Le lendemain, à la récréation de dix heures, je cherche Lisa que je finis par trouver au milieu d’un groupe de filles. Le temps est charmant, et je trouve ça plutôt ironique pour une journée comme celle-ci.
« Salut ! C’est bien toi Lisa ?
- Oui… et toi c’est Amélia c’est ça ?
- Juste Amélie. Je peux te parler seule à seule deux minutes ?
- Bien sûr. Je reviens les filles. Tu me voulais quoi ? me demande-t-elle après qu’on se soit éloignées.
- Je suis désolée si je te parle de ça maintenant, mais je voulais savoir si tu avais d’autres renseignements sur le groupe qui a voulu te recruter la dernière fois. Tu sais… l’« empire ».
- Ah, je vais te dire tout ce que je sais, je n’ai rien à cacher. Tu as du en entendre parler par Cléophée. »
Je hoche la tête affirmativement et l’écoute attentivement. Je lui demande des précisions sur l’« empereur », mais elle ne peut me dire son nom. Alors, je lui parle de ce garçon qui lui avait exposé la chose en lui proposant de se joindre à eux.
« Tu sais qui c’est ?
- Non, je ne connais pas du tout son nom. Mais je pourrais peut-être te le montrer si je le reconnais.
- J’ai une petite idée. Je vais te montrer un gars tu me diras si c’est lui.
- Je te suis. On aura fini après ça ?
- Oui oui, je vais pas te voler indéfiniment à tes amies. »
Je dois vérifier s’il ne s’agit pas de Nathaniel. Au fond de moi, je sais que c’est probable mais je n’espère pas. Je cherche Charlotte du regard, son sac rouge est visible à des kilomètres et elle n’est jamais loin de son amoureux. Je les trouve en une minute et je montre Nathaniel du doigt à Lisa et elle n’hésite pas à me renseigner.
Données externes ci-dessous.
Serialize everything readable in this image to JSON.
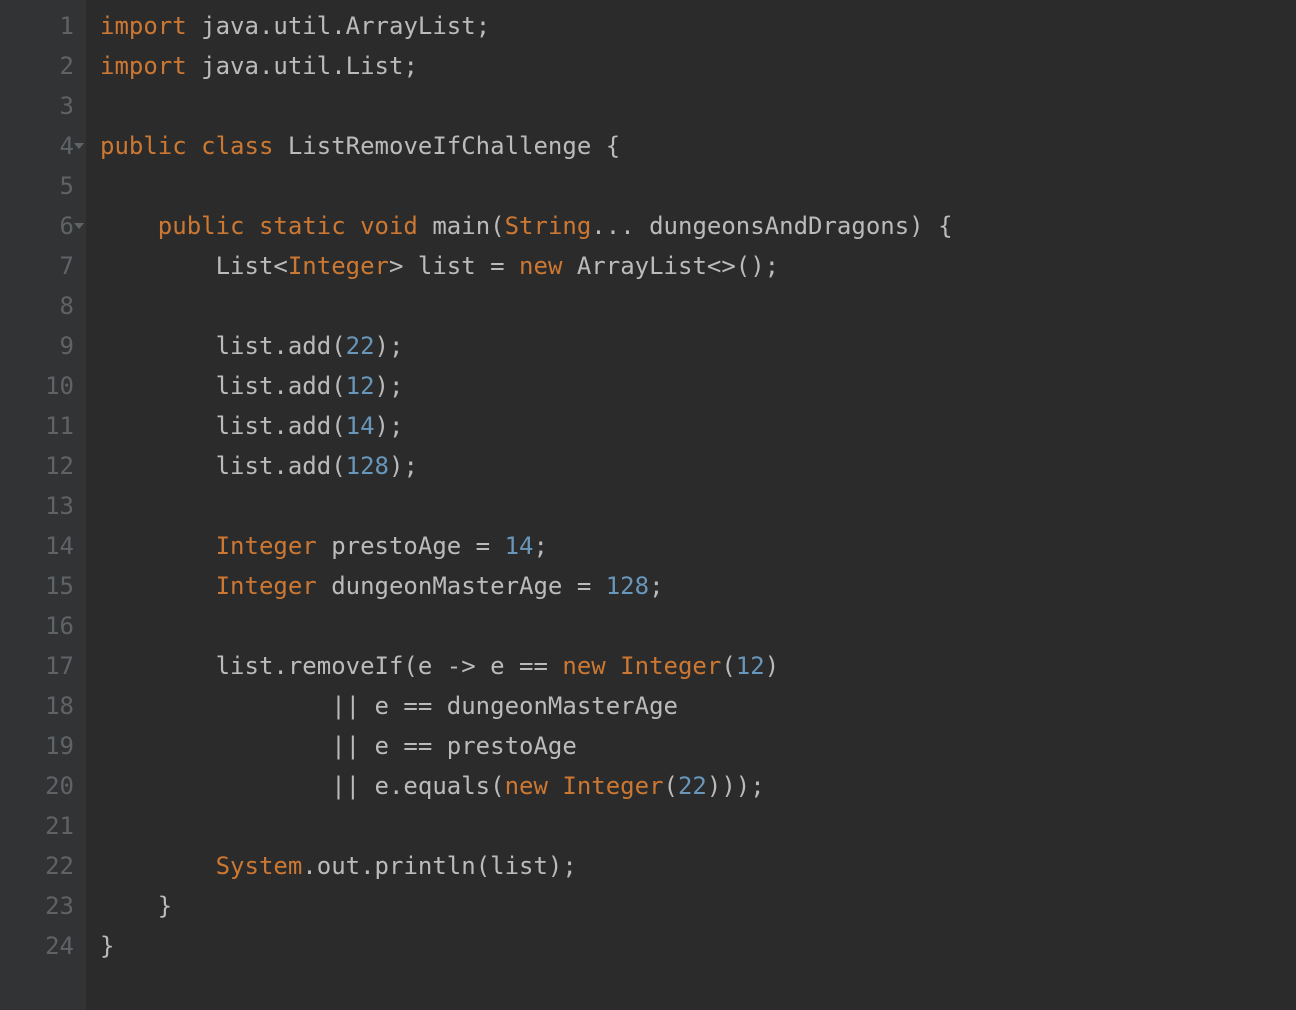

« Oui. C’était lui. C’est sa copine à côté ?
- Ne m’en parle pas… merci Lisa. Tu m’aides beaucoup. »
Elle s’éloigne sans demander plus de précisions et je me retourne pour me diriger vers un banc libre. Je m’assois lentement. Mon cœur, qui s’était emballé, me semble ne battre plus qu’une fois par minute. Je souffle un grand coup pour me calmer. J’ai vraiment peur pour Charlotte. Et si elle n’était pas encore au courant ? Et si elle prenait ça pour un jeu ? Et si elle en avait déjà fait les frais ? Je sens quelques larmes perler au coin de mes yeux et j’essaye en vain de me reprendre.
« Ça va Amélie ? me dit une voix un peu grave que je reconnaîtrais entre mille. »
Je sèche les quelques larmes qui coulaient sur mes joues rougies, et tente de réguler ma respiration. Je connais Ariel depuis un peu plus d’un an, et on a passé énormément de temps ensemble l’année dernière, étant donné on était dans la même classe. Cette année, nous avons seulement les cours de langues en même temps. Malgré la courte amitié qui nous a liés, il est sur la liste des gens que l’on soupçonne avec Cléophée, alors je ne lui fais pas confiance. Je ne pense pas du tout que ce soit lui, et j’en serais très déçue. Je n’ai jamais eu de sentiments pour lui mais il est certain qu’il me fait un certain effet. Je lève les yeux vers lui et m’oblige à afficher un petit sourire sur mon visage. Il me regarde de haut en bas, s’assoit à côté de moi et plante ses yeux dans les miens. Ses cheveux châtains avec ses magnifiques boucles sont à la merci du vent. Ses yeux verts tirant sur le gris m’ont toujours fascinée. Ce gars est juste beau. Je baisse la tête en lui répondant, je suis censée être très timide.
« Oui ça va.
- J’ai du mal à le croire. Tu n’as pas de problèmes avec tes amis ou ta famille au moins ?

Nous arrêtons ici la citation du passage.